Gelegentlich fährt Stella Chiweshe an die Krumme Lanke, einen See im Südwesten Berlins gelegen, um mit ihrer Mbira für das Wasser zu spielen. Dabei habe sie festgestellt, so erzählt die Musikerin, die in Simbabwe groß geworden ist und seit den frühen 1980ern in Berlin lebt, dass der Klang ihres Instruments, das zur Familie der Lamellophone gehört und auch Daumenklavier genannt wird, nicht zuletzt für die Enten in der Krummen Lanke ein Magnet sei.
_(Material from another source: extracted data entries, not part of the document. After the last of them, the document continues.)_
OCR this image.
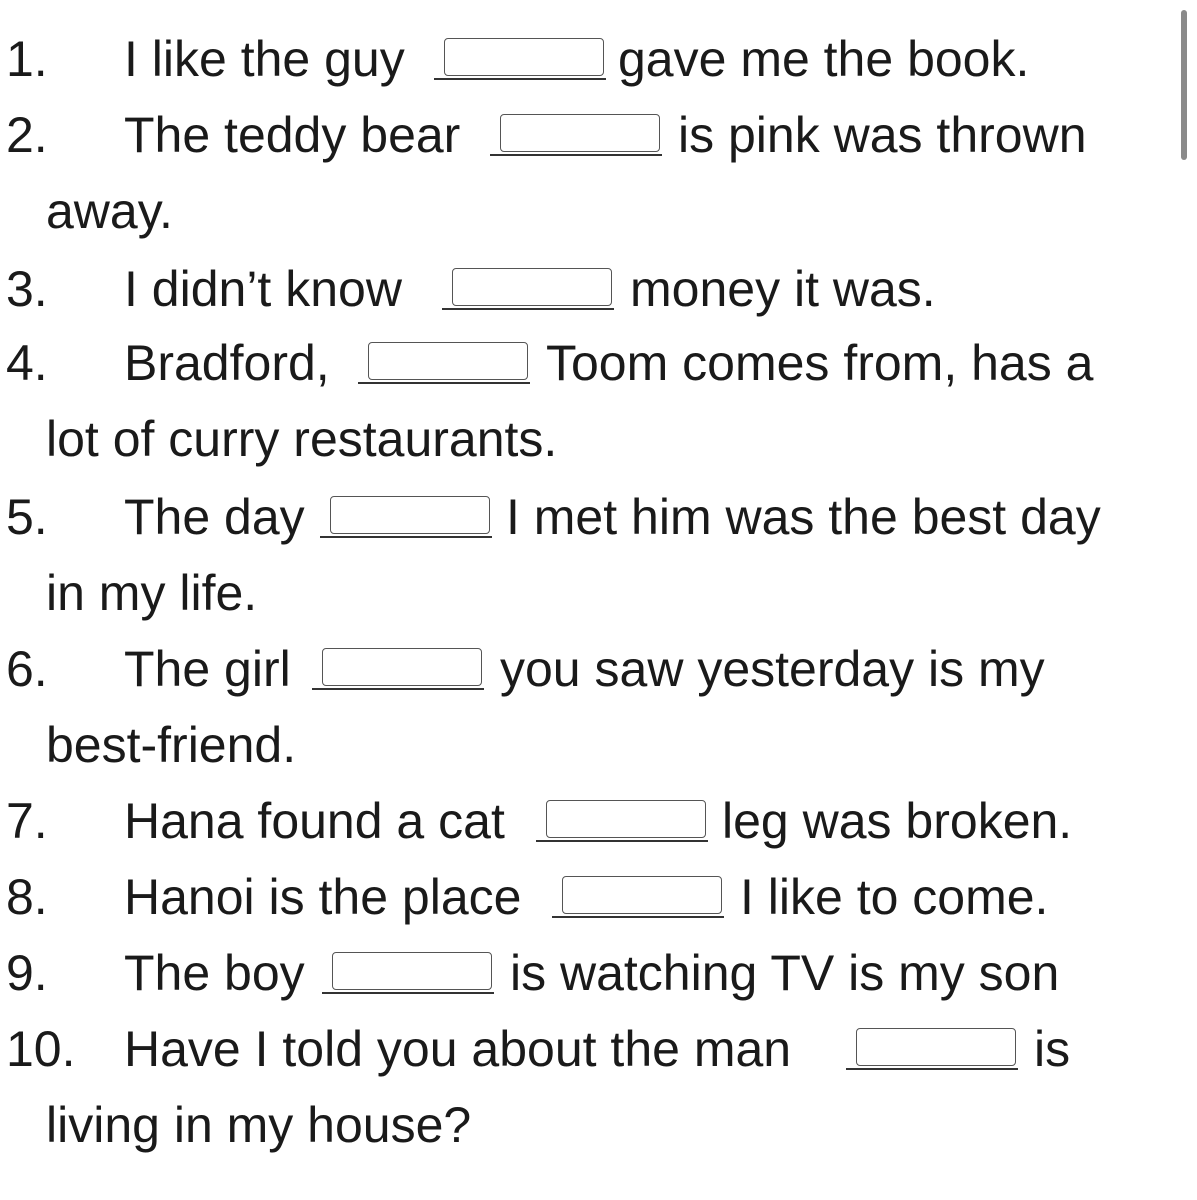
1. I like the guy	gave me the book.
2. The teddy bear	is pink was thrown
away.
3. I didn’t know	money it was.
4. Bradford,	Toom comes from, has a
lot of curry restaurants.
5. The day	I met him was the best day
in my life.
6. The girl	you saw yesterday is my
best-friend.
7. Hana found a cat	leg was broken.
8. Hanoi is the place	I like to come.
9. The boy	is watching TV is my son
10. Have I told you about the man	is
living in my house?
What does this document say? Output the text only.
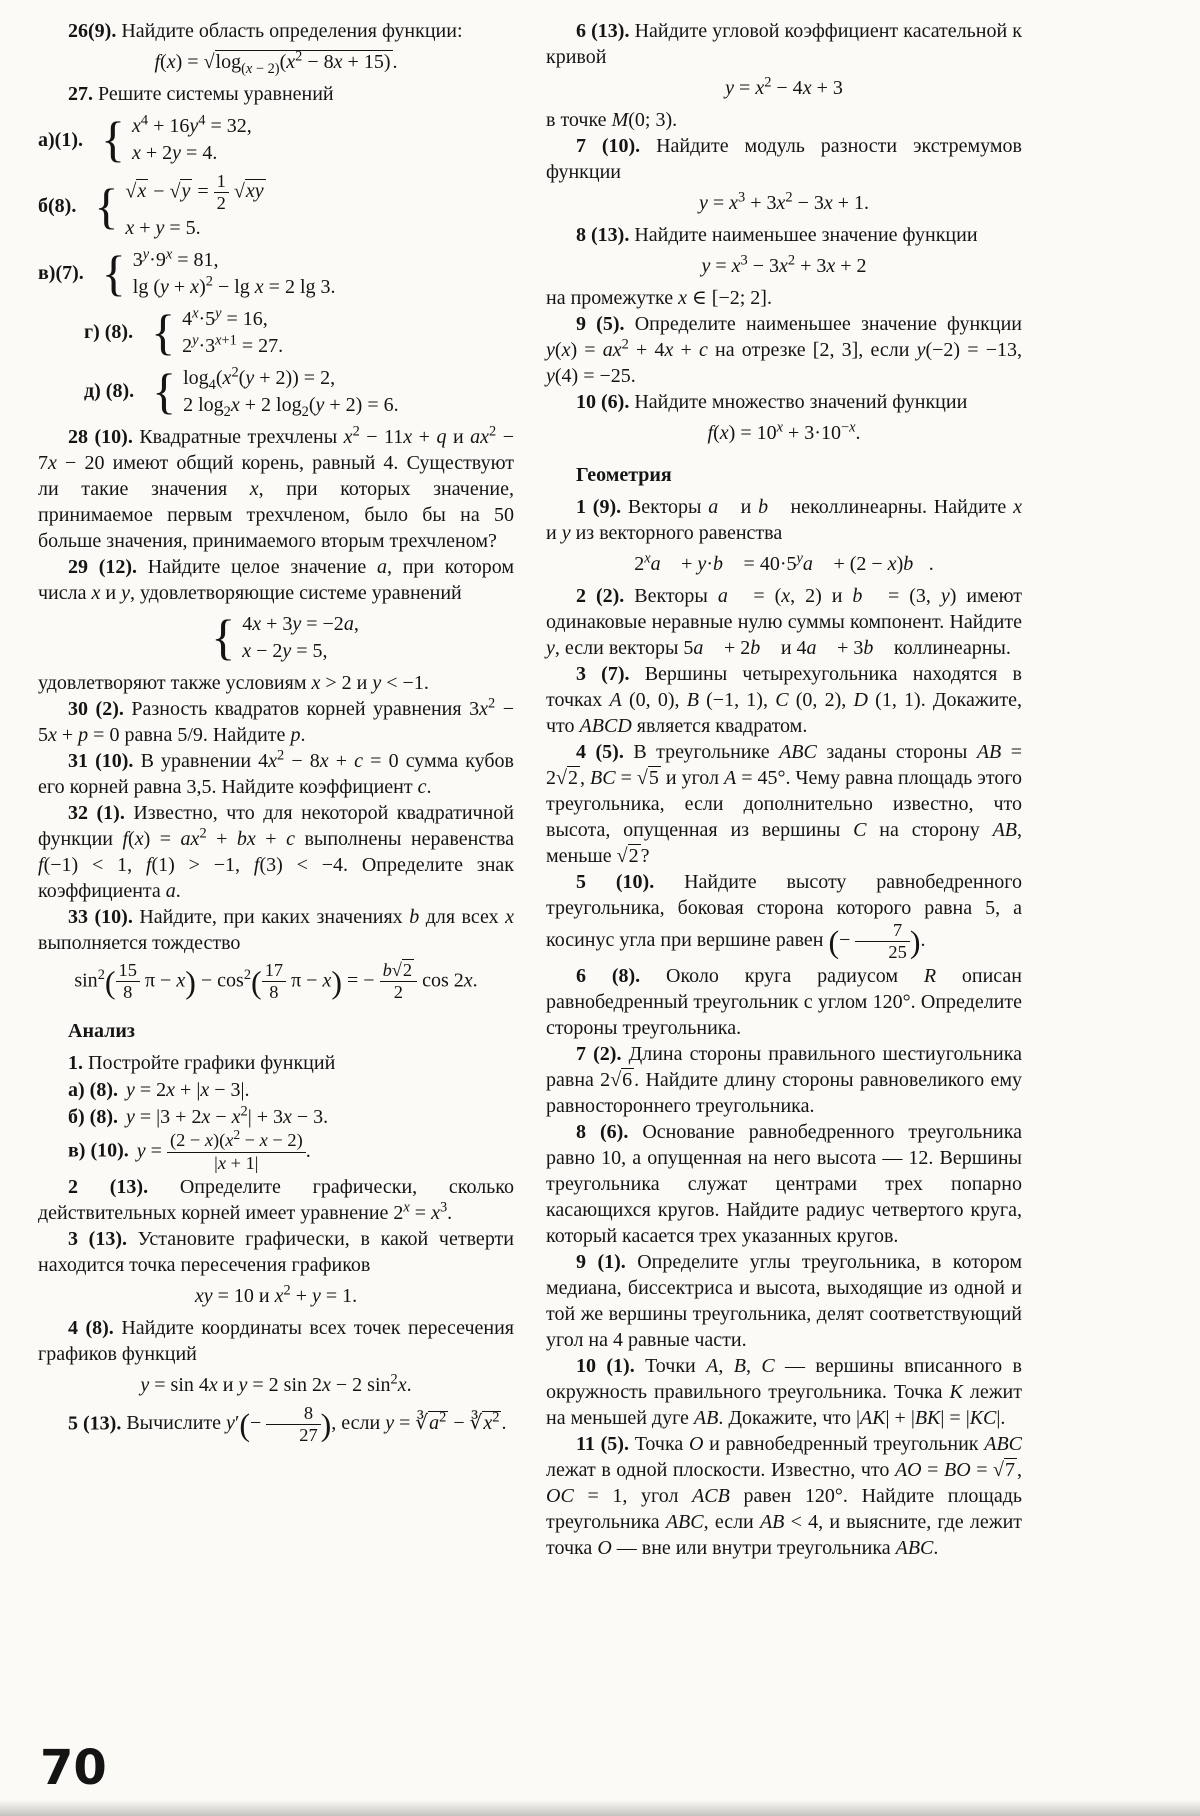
26(9). Найдите область определения функции:

$f(x) = √\log_{(x - 2)}(x^2 - 8x + 15)$ .

27. Решите системы уравнений

а)(1). { $x^4 + 16y^4 = 32$,
x + 2y = 4.
б(8). { $√x - √y = \frac{1}{2} √xy$
x + y = 5.
в)(7). { $3^y\cdot 9^x = 81$,
$\lg (y + x)^2 - \lg x = 2$ lg 3.
г) (8). { $4^x\cdot 5^y = 16$,
$2^y\cdot 3^{x+1} = 27$.
д) (8). { $\log_4(x^2(y + 2)) = 2$,
2 $\log_2x + 2$ $\log_2(y + 2) = 6$.

28 (10). Квадратные трехчлены $x^2 - 11x + q$ и $ax^2 - 7x - 20$ имеют общий корень, равный 4. Существуют ли такие значения x, при которых значение, принимаемое первым трехчленом, было бы на 50 больше значения, принимаемого вторым трехчленом?

29 (12). Найдите целое значение a, при котором числа x и y, удовлетворяющие системе уравнений

{ 4x + 3y = −2a,
x − 2y = 5,

удовлетворяют также условиям x > 2 и y < −1.

30 (2). Разность квадратов корней уравнения $3x^2 - 5x + p = 0$ равна 5/9. Найдите p.

31 (10). В уравнении $4x^2 - 8x + c = 0$ сумма кубов его корней равна 3,5. Найдите коэффициент c.

32 (1). Известно, что для некоторой квадратичной функции $f(x) = ax^2$ + bx + c выполнены неравенства f(−1) < 1, f(1) > −1, f(3) < −4. Определите знак коэффициента a.

33 (10). Найдите, при каких значениях b для всех x выполняется тождество

$\sin^2( \frac{15}{8}$ $\pi - x) - \cos^2( \frac{17}{8}$ π − x) = − $\frac{b√2}{2}$ cos 2x.

Анализ

1. Постройте графики функций

а) (8). y = 2x + |x − 3|.

б) (8). $y = |3 + 2x - x^2| + 3x - 3$.

в) (10). $y = \frac{(2 - x)(x^2 - x - 2)}{|x + 1|}$ .

2 (13). Определите графически, сколько действительных корней имеет уравнение $2^x = x^3$.

3 (13). Установите графически, в какой четверти находится точка пересечения графиков

xy = 10 и $x^2 + y = 1$.

4 (8). Найдите координаты всех точек пересечения графиков функций

y = sin 4x и y = 2 sin 2x − 2 $\sin^2x$.

5 (13). Вычислите $y'(- \frac{8}{27}$ ), если $y = ∛a^2$ − $∛x^2$ .

6 (13). Найдите угловой коэффициент касательной к кривой

$y = x^2 - 4x + 3$

в точке M(0; 3).

7 (10). Найдите модуль разности экстремумов функции

$y = x^3 + 3x^2 - 3x + 1$.

8 (13). Найдите наименьшее значение функции

$y = x^3 - 3x^2 + 3x + 2$

на промежутке x ∈ [−2; 2].

9 (5). Определите наименьшее значение функции $y(x) = ax^2 + 4x + c$ на отрезке [2, 3], если y(−2) = −13, y(4) = −25.

10 (6). Найдите множество значений функции

$f(x) = 10^x + 3\cdot 10^{-x}$.

Геометрия

1 (9). Векторы a⃗ и b⃗ неколлинеарны. Найдите x и y из векторного равенства

$2^xa⃗$ + y·b⃗ = $40\cdot 5^ya⃗ + (2$ − x)b⃗.

2 (2). Векторы a⃗ = (x, 2) и b⃗ = (3, y) имеют одинаковые неравные нулю суммы компонент. Найдите y, если векторы 5a⃗ + 2b⃗ и 4a⃗ + 3b⃗ коллинеарны.

3 (7). Вершины четырехугольника находятся в точках A (0, 0), B (−1, 1), C (0, 2), D (1, 1). Докажите, что ABCD является квадратом.

4 (5). В треугольнике ABC заданы стороны AB = 2√2 , BC = √5 и угол A = 45°. Чему равна площадь этого треугольника, если дополнительно известно, что высота, опущенная из вершины C на сторону AB, меньше √2 ?

5 (10). Найдите высоту равнобедренного треугольника, боковая сторона которого равна 5, а косинус угла при вершине равен (− $\frac{7}{25}$ ).

6 (8). Около круга радиусом R описан равнобедренный треугольник с углом 120°. Определите стороны треугольника.

7 (2). Длина стороны правильного шестиугольника равна 2√6 . Найдите длину стороны равновеликого ему равностороннего треугольника.

8 (6). Основание равнобедренного треугольника равно 10, а опущенная на него высота — 12. Вершины треугольника служат центрами трех попарно касающихся кругов. Найдите радиус четвертого круга, который касается трех указанных кругов.

9 (1). Определите углы треугольника, в котором медиана, биссектриса и высота, выходящие из одной и той же вершины треугольника, делят соответствующий угол на 4 равные части.

10 (1). Точки A, B, C — вершины вписанного в окружность правильного треугольника. Точка K лежит на меньшей дуге AB. Докажите, что |AK| + |BK| = |KC|.

11 (5). Точка O и равнобедренный треугольник ABC лежат в одной плоскости. Известно, что AO = BO = √7 , OC = 1, угол ACB равен 120°. Найдите площадь треугольника ABC, если AB < 4, и выясните, где лежит точка O — вне или внутри треугольника ABC.

70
„Jedes Mal, wenn ich beim Spielen die Augen aufmache, ist eine mehr da.“ Sie klingt belustigt, als sie beim Gespräch mit der taz von dieser Begebenheit erzählt. Doch zugleich zeigt sich die Künstlerin überzeugt: Ihre Mbira hat heilsame Kräfte. Diese habe sie schon als junge Frau für sich entdeckt. Und ist sich sicher: Die Klänge wirken auch auf andere Lebewesen.

„Ambuya!“ transportiert Chiweshes charakteristische Vitalität und einen Bandspirit, der sich etwa von Chiweshes ebenfalls tollen, deutlich hypnotischeren Album „Taking Mbira“ (2002) unterscheidet, bei dem die Mbira eher Soloinstrument ist.